Can Nestlé promote Nestea if its system is owned by Coca-Cola? The reply is sure. “In theory, if Nestlé could completely independently develop a formula identical to that of Nestea, it could be marketed,” explains Eric Maciá Lang, head of the Business Secrets Area at PONS IP. Trade secrets and techniques, the authorized defend usually used to guard profitable drink recipes, don’t acknowledge an unique proper of use. That is, an organization (on this case Coca-Cola) can not declare a monopoly on a taste. Laura Montoya, associate answerable for the Legal and Litigation division at ABG Intellectual Property, factors out on this sense that “if a third party replicates the formula”, that’s, achieves the same and even an identical taste to Nestea by a method or one other, “the holder of the secret could not prevent it.”
The promoting entrance
A second entrance of battle between Nestlé and Coca-Cola could also be that of promoting. “It is foreseeable that there will also be a certain advertising war,” predicts Montoya. In Spain, legal guidelines don’t prohibit firms from explicitly mentioning rivals of their promoting actions. It is what is named “comparative advertising” and “it is allowed in Spain,” says Montoya. But there are particular strains that shouldn’t be crossed. For instance, Nestlé and Coca-Cola have to be clear that “comparisons between their products must be objective, not misleading and must not disparage competitors” or “distort reality.” For now, Coca-Cola is solely insisting that Fuze Tea, its chilly tea drink, is the “original flavor.”

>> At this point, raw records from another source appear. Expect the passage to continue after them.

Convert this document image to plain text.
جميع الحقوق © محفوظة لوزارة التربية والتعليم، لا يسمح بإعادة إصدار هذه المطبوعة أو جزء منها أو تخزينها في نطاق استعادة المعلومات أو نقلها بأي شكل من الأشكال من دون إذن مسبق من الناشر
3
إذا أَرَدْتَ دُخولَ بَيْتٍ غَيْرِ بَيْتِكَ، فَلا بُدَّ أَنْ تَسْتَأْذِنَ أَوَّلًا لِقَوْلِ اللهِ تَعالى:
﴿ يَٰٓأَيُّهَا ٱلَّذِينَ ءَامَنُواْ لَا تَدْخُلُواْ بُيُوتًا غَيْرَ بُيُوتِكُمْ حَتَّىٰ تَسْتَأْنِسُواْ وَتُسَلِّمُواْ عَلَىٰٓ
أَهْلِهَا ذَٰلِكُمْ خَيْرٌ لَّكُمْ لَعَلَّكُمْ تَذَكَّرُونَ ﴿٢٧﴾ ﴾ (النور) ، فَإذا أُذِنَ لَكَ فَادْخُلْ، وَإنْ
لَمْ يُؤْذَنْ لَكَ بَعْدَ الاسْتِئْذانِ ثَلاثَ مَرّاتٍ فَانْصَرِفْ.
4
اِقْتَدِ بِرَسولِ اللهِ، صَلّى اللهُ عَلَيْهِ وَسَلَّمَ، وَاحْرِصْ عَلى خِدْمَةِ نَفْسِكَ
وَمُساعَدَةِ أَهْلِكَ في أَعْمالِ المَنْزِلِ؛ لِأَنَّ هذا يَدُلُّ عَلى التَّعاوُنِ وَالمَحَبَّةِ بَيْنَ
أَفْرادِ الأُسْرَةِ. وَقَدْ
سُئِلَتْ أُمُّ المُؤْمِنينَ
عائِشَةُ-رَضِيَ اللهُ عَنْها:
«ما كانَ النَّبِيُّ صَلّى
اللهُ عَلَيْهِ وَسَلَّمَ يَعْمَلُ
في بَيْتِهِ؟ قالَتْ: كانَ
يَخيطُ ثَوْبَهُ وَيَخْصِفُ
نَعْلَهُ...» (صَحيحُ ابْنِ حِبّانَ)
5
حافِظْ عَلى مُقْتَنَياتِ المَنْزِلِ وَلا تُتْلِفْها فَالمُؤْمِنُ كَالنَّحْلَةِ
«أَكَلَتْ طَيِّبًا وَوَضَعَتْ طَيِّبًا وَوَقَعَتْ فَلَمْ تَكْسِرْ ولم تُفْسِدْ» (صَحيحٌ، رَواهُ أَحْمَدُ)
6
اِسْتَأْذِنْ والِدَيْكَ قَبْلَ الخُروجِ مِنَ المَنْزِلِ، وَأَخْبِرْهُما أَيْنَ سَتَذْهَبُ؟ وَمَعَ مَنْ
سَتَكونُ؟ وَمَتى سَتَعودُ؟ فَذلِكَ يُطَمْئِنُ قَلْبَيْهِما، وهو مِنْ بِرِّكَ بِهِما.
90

A 3rd potential area of friction between each firms could happen by way of unfair competitors. For Inmaculada de la Haza, associate at Balder, Nestea and Fuze Tea “are compatible brands”, as a result of “although they cover the same products, tea-based drinks”, in her opinion there are “obvious denominational and phonetic differences”. “It must also be taken into account that Fuze is not a new brand, it was created in 2000 in the United States and acquired by Coca-Cola in 2007 and is present in 90 countries around the world.” However, the lawyer acknowledges that “the bottle is very similar in both cases.” Which will not be trivial, as it may possibly confuse the buyer, simply what the legal guidelines purpose to keep away from in any respect prices.
Candela Sotés, competitors director at Bird & Bird, acknowledges that the long run rivalry between Nestea and Fuze Tea (or quite between Nestlé and Coca-Cola) could result in “aggressive measures” to draw clients. And within the warmth of the industrial battle these can “generate confusion for the consumer by associating one brand with the other,” provides the skilled. The lawyer emphasizes that, in such a situation, the attainable use of “exclusivity or non-competition clauses” must be checked out intently, since for the lawyer there’s a hazard that the corporate with the best market energy will shut the entry to the distribution community of the product to the opposite. Especially within the lodge, restaurant and cafeteria sector, Sotés highlights.
The key concept, the jurists agree, is that Nestlé and Coca-Cola don’t journey themselves up: “They will have to prevent said confusion from being deliberately induced by their advertising campaigns or commercial strategies.” The battle over tea is over (in a really chilly glass).